Burgerlords makes American burgers of the classic sort: a beef patty covered with melted orange cheese and topped with lettuce, tomato and raw onions on a cushy, white-bread bun. For spread, a simple Thousand Island will do. Fries are not cut from potatoes on-site, but the rest of the operation — its simple setup (a prep area, a grill and a register), its minimal menu (hamburger, cheeseburger, double cheeseburger and vegan burger), its presentation (in a paper-lined box, with fries in a bucket tray) — is reminiscent of In-N-Out (though In-N-Out costs a few dollars less and would never stand for patties so much smaller than the bun). 

Credit: Sarah Bennett

Credit: Sarah Bennett

There is nothing fancy or revolutionary about Burgerlords. Many bigger, better, greasier, cheesier burgers probably could be had for much cheaper at any number of burger joints around L.A. But those burger joints are not in Chinatown, and they were not birthed from the loins of a website run by L.A. burger royalty. 

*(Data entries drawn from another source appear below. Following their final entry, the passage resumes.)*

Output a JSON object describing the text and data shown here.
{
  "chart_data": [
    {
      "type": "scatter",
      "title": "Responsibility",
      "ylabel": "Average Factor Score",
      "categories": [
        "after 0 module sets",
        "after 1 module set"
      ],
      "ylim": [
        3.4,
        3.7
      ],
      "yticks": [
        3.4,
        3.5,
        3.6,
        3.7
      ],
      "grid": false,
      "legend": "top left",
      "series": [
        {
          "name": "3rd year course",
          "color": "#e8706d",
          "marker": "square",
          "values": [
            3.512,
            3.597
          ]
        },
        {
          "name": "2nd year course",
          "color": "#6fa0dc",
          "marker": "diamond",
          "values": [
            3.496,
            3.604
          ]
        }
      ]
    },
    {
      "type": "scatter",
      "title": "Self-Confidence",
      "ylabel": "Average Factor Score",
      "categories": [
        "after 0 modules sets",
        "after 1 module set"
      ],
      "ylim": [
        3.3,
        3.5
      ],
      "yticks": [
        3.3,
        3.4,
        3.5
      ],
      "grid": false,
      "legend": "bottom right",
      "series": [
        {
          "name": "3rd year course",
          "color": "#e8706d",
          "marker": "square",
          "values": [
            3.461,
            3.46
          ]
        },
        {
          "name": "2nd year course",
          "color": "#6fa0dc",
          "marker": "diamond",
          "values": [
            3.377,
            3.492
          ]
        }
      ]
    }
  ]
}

On a recent visit, the Guerrero brothers' blog-to-restaurant project attracted equal numbers of Financial District suits on their lunch break and too-cool 20-somethings in Supreme hats and red beanies. Burgerlords' tiny walk-up and four picnic tables provides the area with some much-needed daytime activity. 

As the office workers rushed off to clock back in, a group of high school students rolled into the plaza, finding rest for their bags and notebooks at an empty picnic table, not realizing that it belonged to the new neighborhood burger stand. One of them walked over to take a look at the menu above the service window, studied it closely, then walked back to his friends. “Where's the fried chicken at?” he asked.

He grabbed two more friends and they headed out, away from Central Plaza, in search of food, while the few remaining scrounged change and together inhaled a single helping of fries. 

943 N. Broadway, #102, Chinatown; burgerlords.com.